Probenecid decreases the renal tubular secretion of amoxicillin. Concurrent use with amoxicillin and clavulanate potassium for oral suspension and chewable tablets may result in increased and prolonged blood levels of amoxicillin. Co-administration of probenecid cannot be recommended. Abnormal prolongation of prothrombin time (increased international normalized ratio [INR]) has been reported rarely in patients receiving amoxicillin and oral anticoagulants. Appropriate monitoring should be undertaken when anticoagulants are prescribed concurrently. Adjustments in the dose of oral anticoagulants may be necessary to maintain the desired level of anticoagulation. The concurrent administration of allopurinol and ampicillin increases substantially the incidence of rashes in patients receiving both drugs as compared to patients receiving ampicillin alone.

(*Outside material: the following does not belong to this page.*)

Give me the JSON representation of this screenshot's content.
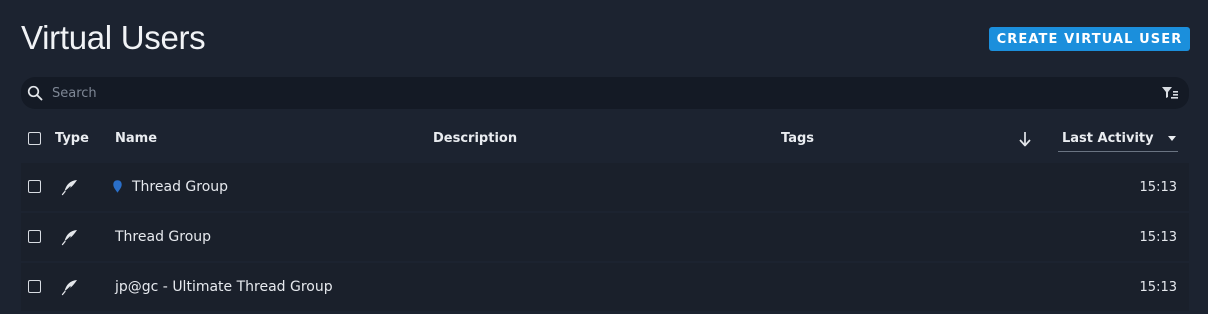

It is not known whether this potentiation of ampicillin rashes is due to allopurinol or the hyperuricemia present in these patients. There are no data with amoxicillin and clavulanate potassium for oral suspension and chewable tablets and allopurinol administered concurrently. In common with other broad-spectrum antibiotics, amoxicillin and clavulanate potassium for oral suspension and chewable tablets may reduce the efficacy of oral contraceptives.

Store tablets and dry powder at 20°-25°C (68°-77°F) [See USP Controlled Room Temperature]. Dispense in tightly closed, moisture-proof containers. Store reconstituted suspension under refrigeration. Discard unused suspension after 10 days.